Évolution des microstructures sous irradiation : influence des biais élastiques
Évolutions sous irradiation
Les matériaux de structure des centrales, pour la plupart des alliages métalliques, sont exposés à des irradiations aux neutrons. On observe alors des évolutions, visibles et mesurables à l’échelle macroscopique. Ces évolutions dépendent de la dose reçue par le matériau, qui est mesurée en « déplacements par atome » (dpa). Il s’agit d’une mesure du nombre moyen de déplacements effectué par chaque atome du fait de l’irradiation.
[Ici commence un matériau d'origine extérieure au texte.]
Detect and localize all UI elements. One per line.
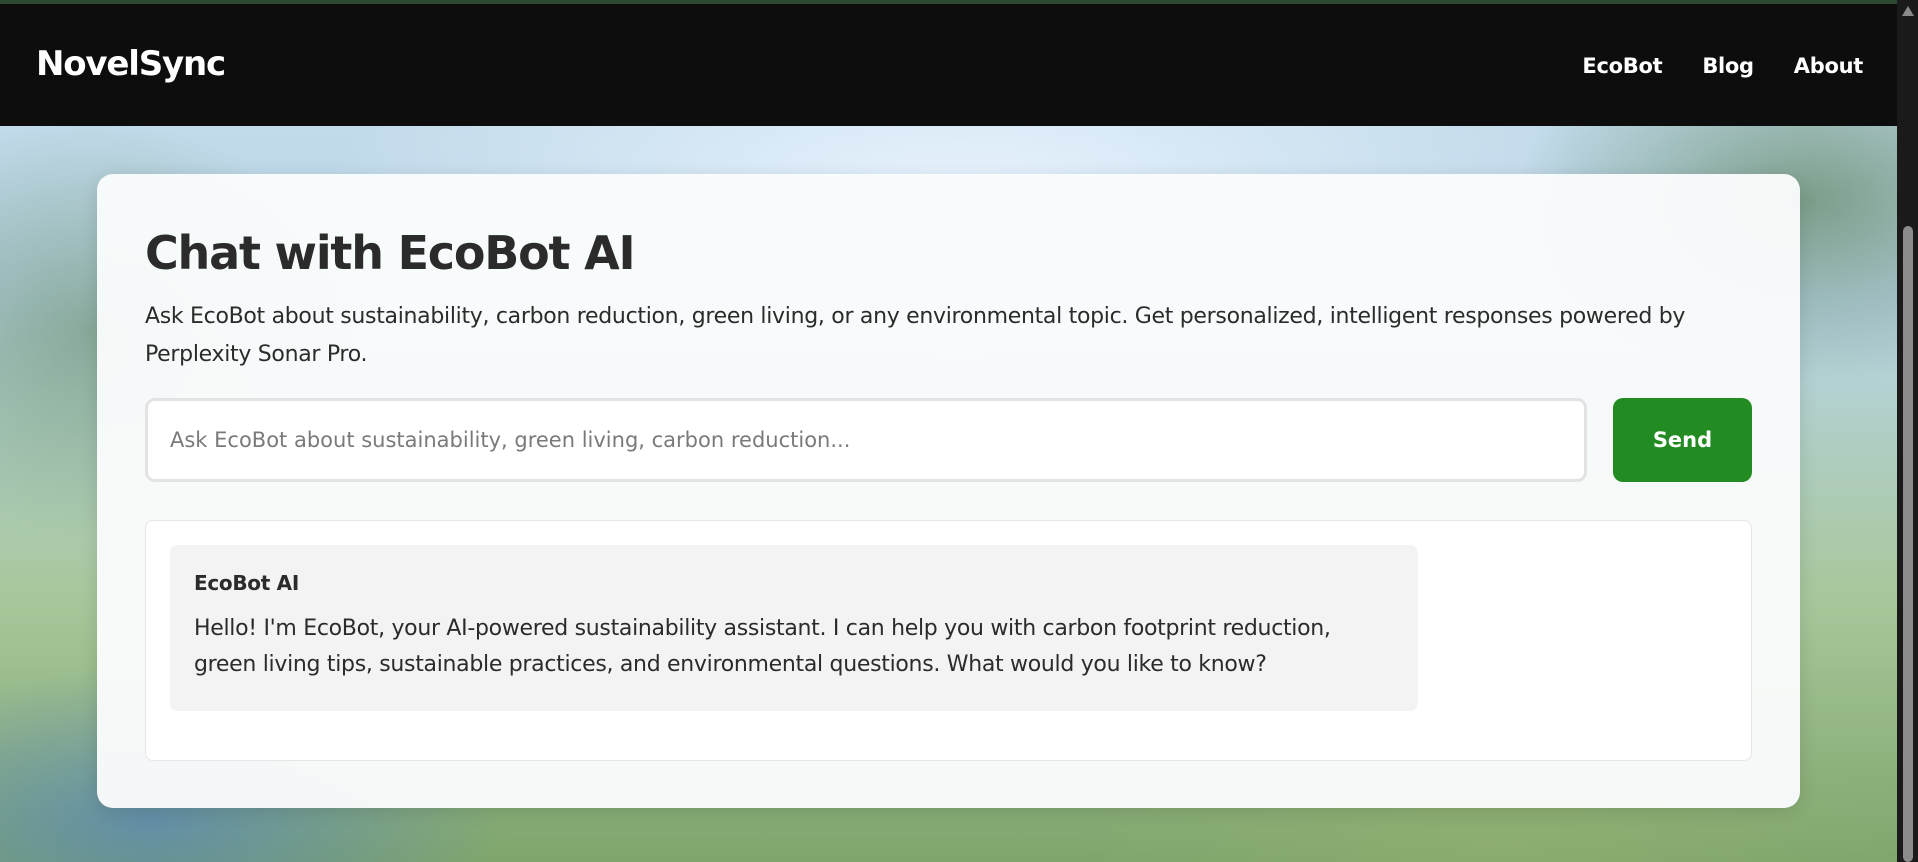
send-button[interactable]: Send — [1613, 398, 1752, 482]
chat-input[interactable] — [145, 398, 1587, 482]
message-sender: EcoBot AI — [194, 571, 299, 595]
brand-logo[interactable]: NovelSync — [36, 44, 226, 84]
chat-messages: EcoBot AI Hello! I'm EcoBot, your AI-pow… — [145, 520, 1752, 761]
page-title: Chat with EcoBot AI — [145, 226, 636, 280]
scrollbar-thumb[interactable] — [1903, 226, 1913, 862]
nav-link-blog[interactable]: Blog — [1702, 54, 1754, 78]
nav-link-about[interactable]: About — [1794, 54, 1864, 78]
message-bubble: EcoBot AI Hello! I'm EcoBot, your AI-pow… — [170, 545, 1418, 711]
message-text: Hello! I'm EcoBot, your AI-powered susta… — [194, 616, 1331, 677]
page-description: Ask EcoBot about sustainability, carbon … — [145, 304, 1686, 367]
page-scrollbar[interactable] — [1897, 0, 1918, 862]
chat-card: Chat with EcoBot AI Ask EcoBot about sus… — [97, 174, 1800, 808]
nav-links: EcoBot Blog About — [1582, 54, 1863, 78]
navbar: NovelSync EcoBot Blog About — [0, 4, 1897, 126]
nav-link-ecobot[interactable]: EcoBot — [1582, 54, 1662, 78]
scroll-up-arrow-icon[interactable] — [1902, 6, 1914, 16]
Parmi les principaux phénomènes observés, on compte des changements dimensionnels, tels que le gonflement qui est un changement de dimensions isotrope. , est l’une des évolutions sous irradiation les plus emblématiques. Cette augmentation de volume se produit après une certaine dose, appelée dose d’incubation. L’évolution est linéaire avec la dose . Le taux de gonflement est en général plus élevé dans les matériaux CFC que dans les matériaux cubiques centrés (CC). Dans les CFC, il peut être significatif pour des doses reçues en conditions opérationnelles.
Il existe aussi des phénomènes de croissance et de fluage sous irradiation, qui sont des changements de dimensions anisotropes. La croissance est une modification de la forme à volume constant. Il touche en particulier les gaines de combustible en alliage de zirconium de structure hexagonale compacte (HC) . Le fluage survient quant à lui lorsqu’une contrainte est appliquée au matériau. Hors irradiation, ce phénomène apparaît à haute température, mais l’irradiation rend possible le fluage à basse température [4].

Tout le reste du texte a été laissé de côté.